Genelgenin 5.maddesinde AKT’nin hükümlüde; sürekli hastalık, sakatlık veya kocama hallerini tespit etmesi halinde Ceza İşleri Genel Müdürlüğüne gönderilecek dosyada “kolluk marifeti ile tespit edilebilecek mesleği, şahsi ve aile durumu gösterir yazı”nın da yer alacağı ifade ediliyor. Çevirmen, TMK kapsamındaki mahpuslar bakımından bu tarz araştırmaların genellikle sübjektif kanaat içermesi sebebiyle sorun oluşturacağı düşüncesinde.
Mahpusların tahliyelerinin önündeki en büyük engel olan TMK’nin komple kalması gerektiğinin altını çizen Çevirmen, “Yine 5275 sayılı kanunun 16. maddesinde hapis cezasının infazının hastalık nedeni ile ertelenmesi düzenlenmiştir. Kanunun 16.maddesinin 3.fıkrasındaki Adli Tıp Kurumu onayının kaldırılması gerekiyor çünkü uygulamada Adli Tıp Kurumu, TCK tarafından korunması gereken hukuki yarar ilkesini göz önüne almayıp siyasi saiklerle hareket ediyor ve özellikle TMK kapsamında hüküm giyen mahpuslar aleyhine raporlar düzenliyor. Bu nedenle Adli Tıp Kurumu onayının kaldırılması da önemli” diye konuştu.
“YAŞAMINI İDAME ETTİREMEYEN MAHPUS İÇİN ‘TOPLUM GÜVENLİĞİ’ GEREKÇE GÖSTERİLEMEZ”
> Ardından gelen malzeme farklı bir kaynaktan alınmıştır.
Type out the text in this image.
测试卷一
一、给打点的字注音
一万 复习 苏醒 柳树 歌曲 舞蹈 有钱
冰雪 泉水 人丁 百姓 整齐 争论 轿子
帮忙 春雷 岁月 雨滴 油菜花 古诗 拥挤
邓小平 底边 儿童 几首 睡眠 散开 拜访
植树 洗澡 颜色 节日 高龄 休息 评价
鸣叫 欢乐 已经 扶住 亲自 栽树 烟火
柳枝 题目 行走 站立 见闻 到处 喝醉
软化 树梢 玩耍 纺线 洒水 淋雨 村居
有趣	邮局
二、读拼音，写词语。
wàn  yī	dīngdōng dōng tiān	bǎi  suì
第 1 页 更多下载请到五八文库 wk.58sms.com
Son olarak 16. maddenin 6. fıkrasında hayatını yalnız idame ettiremeyen mahpuslar bakımından “toplum güvenliği bakımından ağır ve somut tehlike oluşturmayacağı değerlendirilen” ibaresinin de çıkarılması gerektiğini vurgulayan Çevirmen, şu ifadeleri kullandı:
“Hapishanede yaşamını tek başına idame ettiremeyen bir mahpusun toplum güvenliği gerekçe gösterilerek hapiste tutulması kabul edilemez.
5275 sayılı kanunun 25.maddesinde ağırlaştırılmış müebbet hapis cezasının infazı düzenlenmiştir. Bu maddenin de tümüyle kaldırılması gerekiyor. Bu madde nedeni ile ağırlaştırılmış müebbet hapis hükümlülerinin katı tecrit altında tutulmaları, hastalıklarının hızla ilerlemesine sebep olmaktadır. Maddenin 1.fıkrasının son bendinde hükümlünün cezasının infazına hiçbir surette ara verilemeyeceğinin düzenlenmesi bu durumda olan hasta mahpusların tahliyesini engellemektedir.